House on the Hill is a 2012 American horror film directed by Jeffrey Frentzen and based on the real-life killing spree of serial killers Leonard Lake and Charles Ng. The film had its world premiere on May 11, 2012 at the Monaco Charity Film Festival and was released to DVD in the United Kingdom and United States in 2015. In the United Kingdom, 7 minutes and 12 seconds were cut from the film by the British Board of Film Classification in order to obtain an 18 rating.

==Synopsis==
Sonia is the only known survivor of the serial killer Leonard Lake.
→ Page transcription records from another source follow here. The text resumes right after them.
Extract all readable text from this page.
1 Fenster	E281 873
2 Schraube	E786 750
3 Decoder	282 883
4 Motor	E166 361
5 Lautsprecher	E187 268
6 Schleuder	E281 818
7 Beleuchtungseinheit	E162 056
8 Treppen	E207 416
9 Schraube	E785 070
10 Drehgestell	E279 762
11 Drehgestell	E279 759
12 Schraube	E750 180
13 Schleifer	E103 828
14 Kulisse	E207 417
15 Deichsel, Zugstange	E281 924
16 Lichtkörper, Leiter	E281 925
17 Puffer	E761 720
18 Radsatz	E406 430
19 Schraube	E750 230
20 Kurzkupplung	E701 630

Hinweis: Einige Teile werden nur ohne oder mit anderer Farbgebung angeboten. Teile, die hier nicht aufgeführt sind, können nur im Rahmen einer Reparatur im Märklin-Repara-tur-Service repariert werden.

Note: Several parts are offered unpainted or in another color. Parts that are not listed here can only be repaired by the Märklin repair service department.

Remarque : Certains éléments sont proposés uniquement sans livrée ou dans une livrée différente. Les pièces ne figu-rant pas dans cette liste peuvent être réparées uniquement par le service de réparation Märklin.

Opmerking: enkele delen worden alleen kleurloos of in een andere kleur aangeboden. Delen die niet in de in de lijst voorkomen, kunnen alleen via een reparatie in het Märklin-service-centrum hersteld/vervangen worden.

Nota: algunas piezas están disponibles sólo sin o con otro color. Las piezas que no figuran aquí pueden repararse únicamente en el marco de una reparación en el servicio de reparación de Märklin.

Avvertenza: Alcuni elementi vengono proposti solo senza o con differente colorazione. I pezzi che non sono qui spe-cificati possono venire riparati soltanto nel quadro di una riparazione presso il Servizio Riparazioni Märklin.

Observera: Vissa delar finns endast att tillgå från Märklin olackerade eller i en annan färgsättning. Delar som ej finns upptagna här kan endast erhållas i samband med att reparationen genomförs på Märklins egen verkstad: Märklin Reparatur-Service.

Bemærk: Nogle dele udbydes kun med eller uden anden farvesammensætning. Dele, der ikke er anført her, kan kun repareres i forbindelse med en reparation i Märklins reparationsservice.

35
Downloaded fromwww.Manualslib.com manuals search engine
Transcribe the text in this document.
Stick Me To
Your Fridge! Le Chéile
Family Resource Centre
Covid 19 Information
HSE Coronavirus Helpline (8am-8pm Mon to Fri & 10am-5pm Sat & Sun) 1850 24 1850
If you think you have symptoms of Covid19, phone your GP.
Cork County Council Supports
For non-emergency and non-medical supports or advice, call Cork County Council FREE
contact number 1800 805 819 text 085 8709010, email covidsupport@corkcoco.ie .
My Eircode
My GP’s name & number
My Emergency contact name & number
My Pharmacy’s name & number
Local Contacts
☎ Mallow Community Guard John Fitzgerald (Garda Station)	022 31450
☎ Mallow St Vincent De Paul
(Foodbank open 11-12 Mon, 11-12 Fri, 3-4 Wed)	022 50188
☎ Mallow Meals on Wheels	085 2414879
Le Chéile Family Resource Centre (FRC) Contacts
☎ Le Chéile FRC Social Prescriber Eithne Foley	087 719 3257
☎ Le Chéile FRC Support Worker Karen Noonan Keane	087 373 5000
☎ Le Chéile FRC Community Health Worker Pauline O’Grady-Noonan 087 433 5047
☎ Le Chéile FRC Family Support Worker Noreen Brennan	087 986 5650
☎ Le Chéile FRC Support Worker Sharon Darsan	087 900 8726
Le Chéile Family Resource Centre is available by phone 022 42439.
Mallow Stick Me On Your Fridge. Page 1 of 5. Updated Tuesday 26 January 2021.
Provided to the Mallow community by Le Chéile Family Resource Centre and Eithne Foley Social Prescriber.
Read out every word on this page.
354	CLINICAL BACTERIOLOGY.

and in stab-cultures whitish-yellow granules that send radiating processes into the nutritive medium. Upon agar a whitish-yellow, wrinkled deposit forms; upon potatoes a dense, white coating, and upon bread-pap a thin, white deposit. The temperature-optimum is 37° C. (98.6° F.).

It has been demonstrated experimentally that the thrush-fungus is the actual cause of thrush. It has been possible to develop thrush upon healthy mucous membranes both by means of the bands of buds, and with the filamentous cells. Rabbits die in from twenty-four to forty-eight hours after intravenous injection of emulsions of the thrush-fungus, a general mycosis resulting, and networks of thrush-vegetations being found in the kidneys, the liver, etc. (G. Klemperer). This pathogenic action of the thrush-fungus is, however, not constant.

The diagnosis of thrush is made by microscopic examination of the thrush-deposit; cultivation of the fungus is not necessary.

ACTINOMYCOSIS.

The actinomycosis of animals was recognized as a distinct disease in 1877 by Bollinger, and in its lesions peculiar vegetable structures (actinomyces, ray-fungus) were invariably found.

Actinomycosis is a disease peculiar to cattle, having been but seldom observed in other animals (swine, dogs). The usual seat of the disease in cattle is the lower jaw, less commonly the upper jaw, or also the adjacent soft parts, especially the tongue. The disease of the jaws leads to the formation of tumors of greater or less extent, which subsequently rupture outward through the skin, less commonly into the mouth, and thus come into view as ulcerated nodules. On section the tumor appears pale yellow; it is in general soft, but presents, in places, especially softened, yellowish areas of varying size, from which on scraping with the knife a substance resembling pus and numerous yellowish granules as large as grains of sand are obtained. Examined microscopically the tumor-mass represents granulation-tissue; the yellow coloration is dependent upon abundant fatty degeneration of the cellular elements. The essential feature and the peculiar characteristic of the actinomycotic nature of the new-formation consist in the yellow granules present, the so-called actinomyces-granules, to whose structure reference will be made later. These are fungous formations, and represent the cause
She's paired up with a private investigator in the hopes of finding a lost woman and during their exploration of Lake's compound, she tells the investigator about how she was tortured and forced to videotape the rape, torture, and murder of another woman.

==Cast==
- Naidra Dawn Thomson as Sonia
- Shannon Leade as Karianna
- Stephen A.F. Day as Leonard Lake
- Sam Leung as Charles Ng
- Kevin McCloskey as Paul Kale
- Laura Hofrichter as Sara (as Laura Leigh)
- Brenna Catherine Briski as Leila
- Crystal Nelson	as Jennifer
- Tya Adams as Sandra
- Olivia Parrish as Julie
- Rachael Devlin as Cat
- Elissa Dowling as Mary

==Reception==
HorrorNews.net and Bloody Disgusting both panned the film, criticizing it for what they saw as poor plotting and acting. Ain't It Cool News was more positive in their review, praising the performances of Day and Leung while overall stating "while the filmmakers had some disquieting inspiration to build a movie on, HOUSE ON THE HILL is just too low fi to be effective in any way".